Приходские — кандидаты в одноклубники — иногда восставали против Груздевых методов. Его хаос, как спорами грибов по ветру, распространялся по всем частям мастерской. Под выхолощенной педантичностью развивалась Груздь-грибница, и все порастало ножками-ножничками и шляпками-игольницами. Неприспособленные к выживанию в диких условиях, кружковые чужеродцы обрушились ненавистью на разноцветные ниточки в волосах Груздя. Колтун же считал, что его всклокоченности это портняцкое конфетти было естественно и совсем даже желательно. Груздь на писки и скулеж внимания не обращал. С дозволения Колтуна, коллектив исправно чистился от этой духовной порчи и явного скудоумия — неисправимые формалисты сходили с ума и затем навсегда исключались из клуба.

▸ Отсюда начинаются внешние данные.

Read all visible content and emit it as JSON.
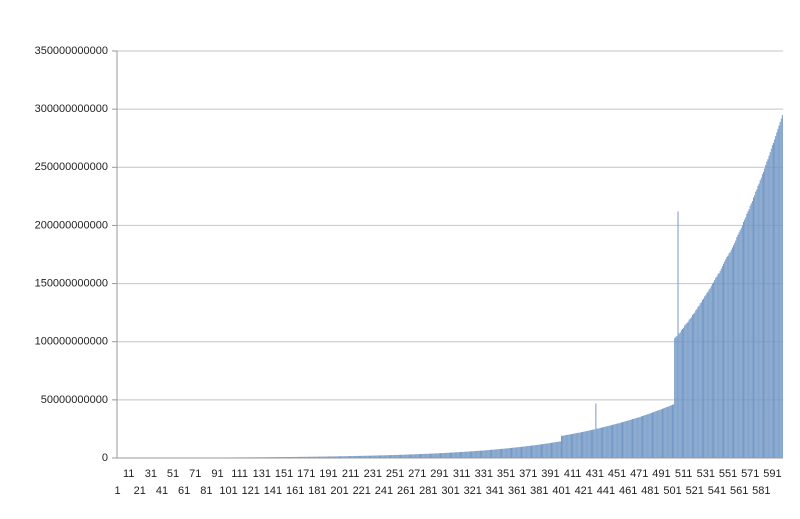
{
  "chart_data": {
    "type": "bar",
    "color": "#6f95c4",
    "grid": true,
    "ylim": [
      0,
      350000000000
    ],
    "yticks": [
      0,
      50000000000,
      100000000000,
      150000000000,
      200000000000,
      250000000000,
      300000000000,
      350000000000
    ],
    "categories": [
      1,
      null,
      null,
      null,
      null,
      null,
      null,
      null,
      null,
      null,
      11,
      null,
      null,
      null,
      null,
      null,
      null,
      null,
      null,
      null,
      21,
      null,
      null,
      null,
      null,
      null,
      null,
      null,
      null,
      null,
      31,
      null,
      null,
      null,
      null,
      null,
      null,
      null,
      null,
      null,
      41,
      null,
      null,
      null,
      null,
      null,
      null,
      null,
      null,
      null,
      51,
      null,
      null,
      null,
      null,
      null,
      null,
      null,
      null,
      null,
      61,
      null,
      null,
      null,
      null,
      null,
      null,
      null,
      null,
      null,
      71,
      null,
      null,
      null,
      null,
      null,
      null,
      null,
      null,
      null,
      81,
      null,
      null,
      null,
      null,
      null,
      null,
      null,
      null,
      null,
      91,
      null,
      null,
      null,
      null,
      null,
      null,
      null,
      null,
      null,
      101,
      null,
      null,
      null,
      null,
      null,
      null,
      null,
      null,
      null,
      111,
      null,
      null,
      null,
      null,
      null,
      null,
      null,
      null,
      null,
      121,
      null,
      null,
      null,
      null,
      null,
      null,
      null,
      null,
      null,
      131,
      null,
      null,
      null,
      null,
      null,
      null,
      null,
      null,
      null,
      141,
      null,
      null,
      null,
      null,
      null,
      null,
      null,
      null,
      null,
      151,
      null,
      null,
      null,
      null,
      null,
      null,
      null,
      null,
      null,
      161,
      null,
      null,
      null,
      null,
      null,
      null,
      null,
      null,
      null,
      171,
      null,
      null,
      null,
      null,
      null,
      null,
      null,
      null,
      null,
      181,
      null,
      null,
      null,
      null,
      null,
      null,
      null,
      null,
      null,
      191,
      null,
      null,
      null,
      null,
      null,
      null,
      null,
      null,
      null,
      201,
      null,
      null,
      null,
      null,
      null,
      null,
      null,
      null,
      null,
      211,
      null,
      null,
      null,
      null,
      null,
      null,
      null,
      null,
      null,
      221,
      null,
      null,
      null,
      null,
      null,
      null,
      null,
      null,
      null,
      231,
      null,
      null,
      null,
      null,
      null,
      null,
      null,
      null,
      null,
      241,
      null,
      null,
      null,
      null,
      null,
      null,
      null,
      null,
      null,
      251,
      null,
      null,
      null,
      null,
      null,
      null,
      null,
      null,
      null,
      261,
      null,
      null,
      null,
      null,
      null,
      null,
      null,
      null,
      null,
      271,
      null,
      null,
      null,
      null,
      null,
      null,
      null,
      null,
      null,
      281,
      null,
      null,
      null,
      null,
      null,
      null,
      null,
      null,
      null,
      291,
      null,
      null,
      null,
      null,
      null,
      null,
      null,
      null,
      null,
      301,
      null,
      null,
      null,
      null,
      null,
      null,
      null,
      null,
      null,
      311,
      null,
      null,
      null,
      null,
      null,
      null,
      null,
      null,
      null,
      321,
      null,
      null,
      null,
      null,
      null,
      null,
      null,
      null,
      null,
      331,
      null,
      null,
      null,
      null,
      null,
      null,
      null,
      null,
      null,
      341,
      null,
      null,
      null,
      null,
      null,
      null,
      null,
      null,
      null,
      351,
      null,
      null,
      null,
      null,
      null,
      null,
      null,
      null,
      null,
      361,
      null,
      null,
      null,
      null,
      null,
      null,
      null,
      null,
      null,
      371,
      null,
      null,
      null,
      null,
      null,
      null,
      null,
      null,
      null,
      381,
      null,
      null,
      null,
      null,
      null,
      null,
      null,
      null,
      null,
      391,
      null,
      null,
      null,
      null,
      null,
      null,
      null,
      null,
      null,
      401,
      null,
      null,
      null,
      null,
      null,
      null,
      null,
      null,
      null,
      411,
      null,
      null,
      null,
      null,
      null,
      null,
      null,
      null,
      null,
      421,
      null,
      null,
      null,
      null,
      null,
      null,
      null,
      null,
      null,
      431,
      null,
      null,
      null,
      null,
      null,
      null,
      null,
      null,
      null,
      441,
      null,
      null,
      null,
      null,
      null,
      null,
      null,
      null,
      null,
      451,
      null,
      null,
      null,
      null,
      null,
      null,
      null,
      null,
      null,
      461,
      null,
      null,
      null,
      null,
      null,
      null,
      null,
      null,
      null,
      471,
      null,
      null,
      null,
      null,
      null,
      null,
      null,
      null,
      null,
      481,
      null,
      null,
      null,
      null,
      null,
      null,
      null,
      null,
      null,
      491,
      null,
      null,
      null,
      null,
      null,
      null,
      null,
      null,
      null,
      501,
      null,
      null,
      null,
      null,
      null,
      null,
      null,
      null,
      null,
      511,
      null,
      null,
      null,
      null,
      null,
      null,
      null,
      null,
      null,
      521,
      null,
      null,
      null,
      null,
      null,
      null,
      null,
      null,
      null,
      531,
      null,
      null,
      null,
      null,
      null,
      null,
      null,
      null,
      null,
      541,
      null,
      null,
      null,
      null,
      null,
      null,
      null,
      null,
      null,
      551,
      null,
      null,
      null,
      null,
      null,
      null,
      null,
      null,
      null,
      561,
      null,
      null,
      null,
      null,
      null,
      null,
      null,
      null,
      null,
      571,
      null,
      null,
      null,
      null,
      null,
      null,
      null,
      null,
      null,
      581,
      null,
      null,
      null,
      null,
      null,
      null,
      null,
      null,
      null,
      591,
      null,
      null,
      null,
      null,
      null,
      null,
      null,
      null,
      null
    ],
    "values": [
      150000000.0,
      150000000.0,
      150000000.0,
      160000000.0,
      160000000.0,
      160000000.0,
      160000000.0,
      160000000.0,
      170000000.0,
      170000000.0,
      170000000.0,
      170000000.0,
      170000000.0,
      180000000.0,
      180000000.0,
      180000000.0,
      180000000.0,
      180000000.0,
      190000000.0,
      190000000.0,
      190000000.0,
      190000000.0,
      190000000.0,
      200000000.0,
      200000000.0,
      200000000.0,
      200000000.0,
      200000000.0,
      210000000.0,
      210000000.0,
      210000000.0,
      210000000.0,
      220000000.0,
      220000000.0,
      220000000.0,
      230000000.0,
      230000000.0,
      230000000.0,
      230000000.0,
      240000000.0,
      240000000.0,
      240000000.0,
      250000000.0,
      250000000.0,
      250000000.0,
      260000000.0,
      260000000.0,
      260000000.0,
      260000000.0,
      270000000.0,
      270000000.0,
      270000000.0,
      280000000.0,
      280000000.0,
      280000000.0,
      290000000.0,
      290000000.0,
      290000000.0,
      290000000.0,
      300000000.0,
      300000000.0,
      300000000.0,
      310000000.0,
      310000000.0,
      310000000.0,
      320000000.0,
      320000000.0,
      320000000.0,
      320000000.0,
      330000000.0,
      330000000.0,
      330000000.0,
      340000000.0,
      340000000.0,
      350000000.0,
      350000000.0,
      350000000.0,
      360000000.0,
      360000000.0,
      370000000.0,
      370000000.0,
      380000000.0,
      380000000.0,
      390000000.0,
      390000000.0,
      400000000.0,
      400000000.0,
      410000000.0,
      410000000.0,
      420000000.0,
      420000000.0,
      430000000.0,
      430000000.0,
      440000000.0,
      440000000.0,
      450000000.0,
      450000000.0,
      460000000.0,
      460000000.0,
      470000000.0,
      470000000.0,
      480000000.0,
      480000000.0,
      490000000.0,
      490000000.0,
      500000000.0,
      510000000.0,
      510000000.0,
      520000000.0,
      520000000.0,
      530000000.0,
      540000000.0,
      540000000.0,
      550000000.0,
      550000000.0,
      560000000.0,
      570000000.0,
      570000000.0,
      580000000.0,
      580000000.0,
      590000000.0,
      600000000.0,
      600000000.0,
      610000000.0,
      620000000.0,
      630000000.0,
      630000000.0,
      640000000.0,
      650000000.0,
      650000000.0,
      660000000.0,
      670000000.0,
      680000000.0,
      690000000.0,
      690000000.0,
      700000000.0,
      710000000.0,
      720000000.0,
      730000000.0,
      730000000.0,
      740000000.0,
      750000000.0,
      760000000.0,
      770000000.0,
      780000000.0,
      790000000.0,
      800000000.0,
      800000000.0,
      810000000.0,
      820000000.0,
      830000000.0,
      840000000.0,
      850000000.0,
      860000000.0,
      870000000.0,
      880000000.0,
      890000000.0,
      900000000.0,
      910000000.0,
      920000000.0,
      930000000.0,
      940000000.0,
      950000000.0,
      960000000.0,
      970000000.0,
      990000000.0,
      1000000000.0,
      1010000000.0,
      1020000000.0,
      1030000000.0,
      1040000000.0,
      1050000000.0,
      1070000000.0,
      1080000000.0,
      1090000000.0,
      1110000000.0,
      1120000000.0,
      1130000000.0,
      1140000000.0,
      1160000000.0,
      1170000000.0,
      1180000000.0,
      1200000000.0,
      1210000000.0,
      1230000000.0,
      1240000000.0,
      1250000000.0,
      1270000000.0,
      1280000000.0,
      1300000000.0,
      1310000000.0,
      1330000000.0,
      1340000000.0,
      1360000000.0,
      1370000000.0,
      1390000000.0,
      1410000000.0,
      1420000000.0,
      1440000000.0,
      1450000000.0,
      1470000000.0,
      1490000000.0,
      1510000000.0,
      1520000000.0,
      1540000000.0,
      1560000000.0,
      1580000000.0,
      1600000000.0,
      1610000000.0,
      1630000000.0,
      1650000000.0,
      1670000000.0,
      1690000000.0,
      1710000000.0,
      1730000000.0,
      1750000000.0,
      1770000000.0,
      1790000000.0,
      1810000000.0,
      1830000000.0,
      1850000000.0,
      1870000000.0,
      1890000000.0,
      1920000000.0,
      1940000000.0,
      1960000000.0,
      1980000000.0,
      2000000000.0,
      2030000000.0,
      2050000000.0,
      2070000000.0,
      2100000000.0,
      2120000000.0,
      2150000000.0,
      2170000000.0,
      2200000000.0,
      2220000000.0,
      2250000000.0,
      2270000000.0,
      2300000000.0,
      2320000000.0,
      2350000000.0,
      2380000000.0,
      2400000000.0,
      2430000000.0,
      2460000000.0,
      2490000000.0,
      2520000000.0,
      2540000000.0,
      2570000000.0,
      2600000000.0,
      2630000000.0,
      2660000000.0,
      2700000000.0,
      2730000000.0,
      2760000000.0,
      2790000000.0,
      2820000000.0,
      2860000000.0,
      2890000000.0,
      2920000000.0,
      2960000000.0,
      2990000000.0,
      3030000000.0,
      3060000000.0,
      3100000000.0,
      3130000000.0,
      3170000000.0,
      3200000000.0,
      3240000000.0,
      3270000000.0,
      3310000000.0,
      3350000000.0,
      3390000000.0,
      3430000000.0,
      3470000000.0,
      3510000000.0,
      3550000000.0,
      3590000000.0,
      3630000000.0,
      3670000000.0,
      3710000000.0,
      3760000000.0,
      3800000000.0,
      3850000000.0,
      3890000000.0,
      3930000000.0,
      3980000000.0,
      4020000000.0,
      4070000000.0,
      4110000000.0,
      4160000000.0,
      4210000000.0,
      4260000000.0,
      4310000000.0,
      4360000000.0,
      4410000000.0,
      4460000000.0,
      4510000000.0,
      4560000000.0,
      4610000000.0,
      4670000000.0,
      4720000000.0,
      4780000000.0,
      4830000000.0,
      4890000000.0,
      4950000000.0,
      5000000000.0,
      5060000000.0,
      5110000000.0,
      5170000000.0,
      5230000000.0,
      5300000000.0,
      5360000000.0,
      5420000000.0,
      5490000000.0,
      5550000000.0,
      5610000000.0,
      5670000000.0,
      5740000000.0,
      5800000000.0,
      5870000000.0,
      5940000000.0,
      6010000000.0,
      6080000000.0,
      6150000000.0,
      6220000000.0,
      6290000000.0,
      6360000000.0,
      6430000000.0,
      6500000000.0,
      6580000000.0,
      6660000000.0,
      6740000000.0,
      6820000000.0,
      6900000000.0,
      6980000000.0,
      7060000000.0,
      7140000000.0,
      7220000000.0,
      7300000000.0,
      7390000000.0,
      7480000000.0,
      7570000000.0,
      7660000000.0,
      7750000000.0,
      7840000000.0,
      7930000000.0,
      8020000000.0,
      8110000000.0,
      8200000000.0,
      8300000000.0,
      8400000000.0,
      8500000000.0,
      8600000000.0,
      8700000000.0,
      8800000000.0,
      8900000000.0,
      9000000000.0,
      9100000000.0,
      9200000000.0,
      9310000000.0,
      9420000000.0,
      9530000000.0,
      9640000000.0,
      9750000000.0,
      9860000000.0,
      9970000000.0,
      10080000000.0,
      10190000000.0,
      10300000000.0,
      10420000000.0,
      10540000000.0,
      10660000000.0,
      10780000000.0,
      10900000000.0,
      11020000000.0,
      11140000000.0,
      11260000000.0,
      11380000000.0,
      11500000000.0,
      11640000000.0,
      11780000000.0,
      11920000000.0,
      12060000000.0,
      12200000000.0,
      12340000000.0,
      12480000000.0,
      12620000000.0,
      12760000000.0,
      12900000000.0,
      13100000000.0,
      13200000000.0,
      13400000000.0,
      13500000000.0,
      13700000000.0,
      13900000000.0,
      14000000000.0,
      14200000000.0,
      14300000000.0,
      19000000000.0,
      19200000000.0,
      19300000000.0,
      19500000000.0,
      19700000000.0,
      19900000000.0,
      20000000000.0,
      20200000000.0,
      20400000000.0,
      20500000000.0,
      20700000000.0,
      20900000000.0,
      21100000000.0,
      21300000000.0,
      21500000000.0,
      21700000000.0,
      21800000000.0,
      22000000000.0,
      22200000000.0,
      22400000000.0,
      22600000000.0,
      22800000000.0,
      23000000000.0,
      23200000000.0,
      23400000000.0,
      23700000000.0,
      23900000000.0,
      24100000000.0,
      24300000000.0,
      24500000000.0,
      24700000000.0,
      47000000000.0,
      25200000000.0,
      25400000000.0,
      25600000000.0,
      25900000000.0,
      26100000000.0,
      26300000000.0,
      26600000000.0,
      26800000000.0,
      27000000000.0,
      27300000000.0,
      27500000000.0,
      27800000000.0,
      28000000000.0,
      28300000000.0,
      28500000000.0,
      28800000000.0,
      29000000000.0,
      29300000000.0,
      29500000000.0,
      29800000000.0,
      30000000000.0,
      30300000000.0,
      30600000000.0,
      30900000000.0,
      31100000000.0,
      31400000000.0,
      31700000000.0,
      31900000000.0,
      32200000000.0,
      32500000000.0,
      32800000000.0,
      33100000000.0,
      33400000000.0,
      33700000000.0,
      33900000000.0,
      34200000000.0,
      34500000000.0,
      34800000000.0,
      35100000000.0,
      35400000000.0,
      35800000000.0,
      36100000000.0,
      36400000000.0,
      36800000000.0,
      37100000000.0,
      37400000000.0,
      37700000000.0,
      38100000000.0,
      38400000000.0,
      38800000000.0,
      39100000000.0,
      39500000000.0,
      39800000000.0,
      40200000000.0,
      40500000000.0,
      40900000000.0,
      41200000000.0,
      41600000000.0,
      41900000000.0,
      42300000000.0,
      42700000000.0,
      43100000000.0,
      43500000000.0,
      43900000000.0,
      44200000000.0,
      44600000000.0,
      45000000000.0,
      45400000000.0,
      45800000000.0,
      46200000000.0,
      103000000000.0,
      104000000000.0,
      105000000000.0,
      212000000000.0,
      107000000000.0,
      108000000000.0,
      110000000000.0,
      111000000000.0,
      112000000000.0,
      114000000000.0,
      115000000000.0,
      116000000000.0,
      117000000000.0,
      119000000000.0,
      120000000000.0,
      121000000000.0,
      123000000000.0,
      124000000000.0,
      125000000000.0,
      127000000000.0,
      128000000000.0,
      130000000000.0,
      131000000000.0,
      133000000000.0,
      134000000000.0,
      136000000000.0,
      137000000000.0,
      139000000000.0,
      140000000000.0,
      142000000000.0,
      143000000000.0,
      145000000000.0,
      146000000000.0,
      148000000000.0,
      150000000000.0,
      151000000000.0,
      153000000000.0,
      155000000000.0,
      156000000000.0,
      158000000000.0,
      159000000000.0,
      161000000000.0,
      163000000000.0,
      165000000000.0,
      167000000000.0,
      169000000000.0,
      171000000000.0,
      173000000000.0,
      174000000000.0,
      176000000000.0,
      177000000000.0,
      179000000000.0,
      181000000000.0,
      183000000000.0,
      185000000000.0,
      187000000000.0,
      190000000000.0,
      192000000000.0,
      194000000000.0,
      196000000000.0,
      198000000000.0,
      200000000000.0,
      203000000000.0,
      205000000000.0,
      207000000000.0,
      210000000000.0,
      212000000000.0,
      214000000000.0,
      217000000000.0,
      219000000000.0,
      221000000000.0,
      224000000000.0,
      226000000000.0,
      229000000000.0,
      231000000000.0,
      234000000000.0,
      236000000000.0,
      239000000000.0,
      241000000000.0,
      244000000000.0,
      246000000000.0,
      249000000000.0,
      252000000000.0,
      255000000000.0,
      257000000000.0,
      260000000000.0,
      263000000000.0,
      266000000000.0,
      269000000000.0,
      271000000000.0,
      274000000000.0,
      277000000000.0,
      280000000000.0,
      283000000000.0,
      286000000000.0,
      289000000000.0,
      292000000000.0,
      295000000000.0
    ]
  }
}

Скоро сформировался постоянный состав мастерской, где без всяких раздражений, распоротое и сотканное, рваное и склеенное, писанное и сожженное, беспрепятственно, и, снова под настойчивой протекцией Колтуна, существовало делом, словом, помышлением и диктатом отца светлой памяти искусства.
Бин служил палачом. Он должен был сомкавшиеся, помятые части работы без сожалений отрубать и приносить в дар К°. Великий Колтун питался беспорядочной энергией излишеств этих обрубков и исторгал из себя чистую диктатуру счастья.
Бин к Груздю относился хорошо, Груздь даже иногда вклеивал его в свои работы. Но от Груздя всегда оставалось больше всего «лишнего», и Бин не мог это не забрать. Груздь часто плакал, когда у него забирали ЕГО обрезки — то, что он часто с таким трудом создавал, а потом, вынужденный подчиняться общему замыслу, вырывал из своей работы. Бин подтачивал бумажные края и на что-то надеялся, но Колтун выдавал полнотелую густоту счастья.
И Бин пришел к нему, когда он делал что-то из рук вон в рукавах и в спинке, и в воротничке кусочное, огрызочное, мятое и рваное — возлюбленная мУка Груздя. И Бин, сердобольный палач, не выдал. Колтун энергией деятельной анархии исторг из себя пустышку диктатуры счастья.
Вспоротый и брошенный кусок трещал у Груздя в ушах, пока он его мысленно не пришил к мутному будущему.
Груздь обожал животворящую муть — клубок бумажной тины слов. Он безостановочно шил, вязал, писал, склеивал и кромсал всё неясное и безыдейное огромными портными ножницами, и только благодаря тине у него всегда была возможность заново растечься на старт. Колтун висел над его головой — сцепленный на пружинке к потолку, он болванчиком дергался вниз и вверх, но всегда по строго выверенной траектории: затылок, темечко и обратно в лоб. Груздь всегда мог сказать, с какой части сейчас болтается колтун.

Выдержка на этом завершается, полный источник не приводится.